We spend most of our daily lives connected to the internet. Almost everything we do, from banking, watching Netflix, browsing social media, and even turning the lights or heating on before we arrive home from work, can and is done online. Many people assume their internet activity is entirely private and not accessible by anyone but themselves. Those people think wrong and need a VPN in their lives.
A VPN, or Virtual Private Network to give the acronym its full name, is software that runs quietly in the background of your computer, tablet, or smartphone whenever you access the internet. The data your device sends down the internet goes through the VPN provider’s servers before reaching its intended target. There is more to it than that, but that is what a VPN does in layman’s terms. Why should you want to, and why do you need a VPN in your life if it is so simple? Keep reading to find out.
Gain Access To Blocked Websites
VPNs have many uses, but the most popular reason for their use among the general population is they give the ability to visit blocked websites. They do this by what is known as spoofing your location. For example, you access the internet from your home in New York and want to watch a British show on the popular BBC iPlayer but discover iPlayer is unavailable in the United States. However, you can direct your traffic through the VPN’s servers in the United Kingdom, and the BBC iPlayer website will think you are located on British shores, giving you full access. This location spoofing works for accessing things like Netflix accounts from other countries, accessing the top online sportsbook MyBookie, or even finding country-specific deals on the PlayStation or Xbox Store.

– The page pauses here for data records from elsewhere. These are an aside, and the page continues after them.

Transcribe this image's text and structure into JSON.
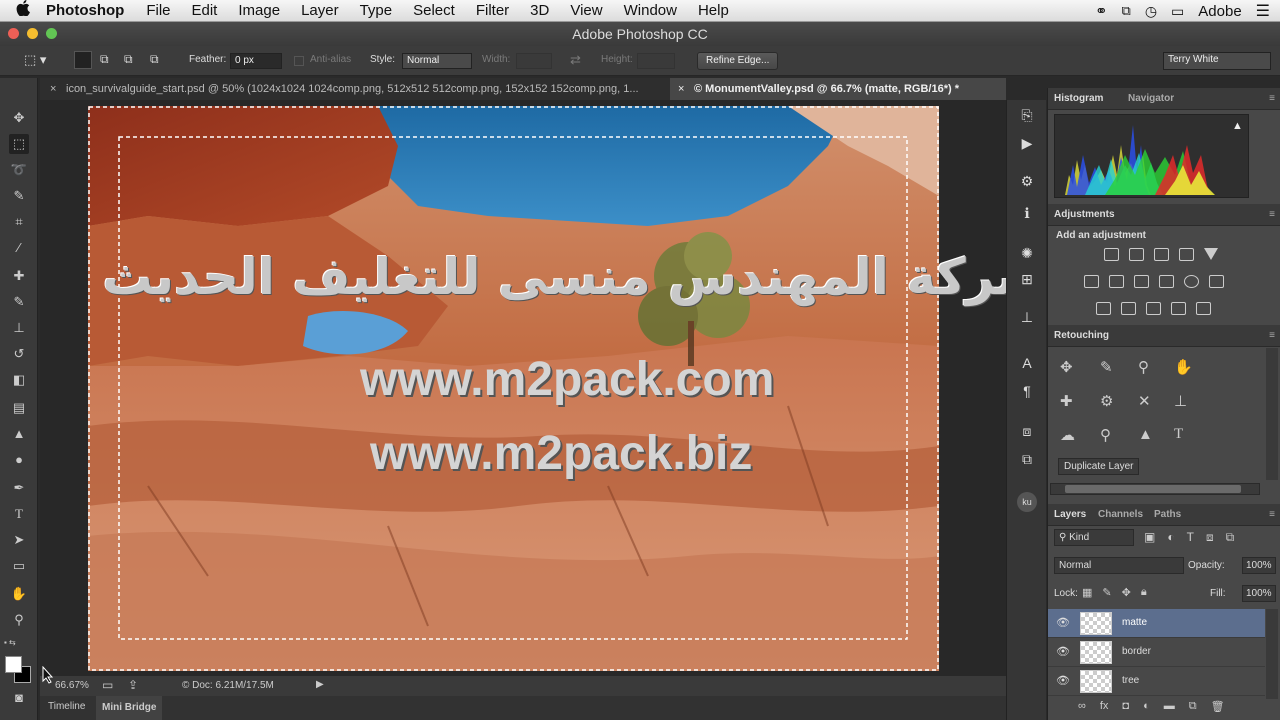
{
  "menubar": {
    "apple": "",
    "app_name": "Photoshop",
    "menus": [
      "File",
      "Edit",
      "Image",
      "Layer",
      "Type",
      "Select",
      "Filter",
      "3D",
      "View",
      "Window",
      "Help"
    ],
    "adobe": "Adobe"
  },
  "window": {
    "title": "Adobe Photoshop CC"
  },
  "options": {
    "feather_label": "Feather:",
    "feather_value": "0 px",
    "antialias_label": "Anti-alias",
    "style_label": "Style:",
    "style_value": "Normal",
    "width_label": "Width:",
    "height_label": "Height:",
    "refine_edge": "Refine Edge...",
    "workspace": "Terry White"
  },
  "tabs": [
    {
      "label": "icon_survivalguide_start.psd @ 50% (1024x1024 1024comp.png, 512x512 512comp.png, 152x152 152comp.png, 1...",
      "close": "×"
    },
    {
      "label": "© MonumentValley.psd @ 66.7% (matte, RGB/16*) *",
      "close": "×"
    }
  ],
  "watermark": {
    "arabic": "شركة المهندس منسى للتغليف الحديث",
    "url1": "www.m2pack.com",
    "url2": "www.m2pack.biz"
  },
  "status": {
    "zoom": "66.67%",
    "doc": "© Doc: 6.21M/17.5M"
  },
  "bottom_tabs": [
    "Timeline",
    "Mini Bridge"
  ],
  "panels": {
    "histogram_tab": "Histogram",
    "navigator_tab": "Navigator",
    "warning": "▲",
    "adjustments_title": "Adjustments",
    "add_adjustment": "Add an adjustment",
    "retouching_title": "Retouching",
    "duplicate_layer": "Duplicate Layer",
    "layers_tab": "Layers",
    "channels_tab": "Channels",
    "paths_tab": "Paths",
    "kind_label": "Kind",
    "blend_mode": "Normal",
    "opacity_label": "Opacity:",
    "opacity_value": "100%",
    "lock_label": "Lock:",
    "fill_label": "Fill:",
    "fill_value": "100%",
    "layers": [
      {
        "name": "matte",
        "selected": true
      },
      {
        "name": "border",
        "selected": false
      },
      {
        "name": "tree",
        "selected": false
      }
    ],
    "ku_label": "ku"
  },
  "colors": {
    "accent": "#5c6e8e",
    "sky": "#2e7db6",
    "rock": "#b4532e"
  }
}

Hide Your Internet Usage From Your Internet Service Provider
Your Internet Service Provider (ISP) has the ability to see every single thing you access on the internet, and we mean everything in minute detail. Download an eBook from a website? Your ISP knows precisely what you have downloaded. Stream a movie from a torrent site; your ISP knows you have done it. Indeed, the writer of this article was once issued with a cease and desist order from his ISP after downloading several episodes of Game of Thrones. This would have been impossible to happen had I used a VPN.
Using a VPN when downloading or streaming files encrypts the data using 256-bit encryption technology. Instead of seeing the data, your ISP just sees a garbled mess that it has zero chance of understanding. The ISP will still know you have downloaded or streamed something and its size, but it is impossible to tell what that something is without your VPN’s encryption key. When we say impossible, we mean impossible. It would take a quantum computer longer than the universe has existed for it to crack 256-bit encryption!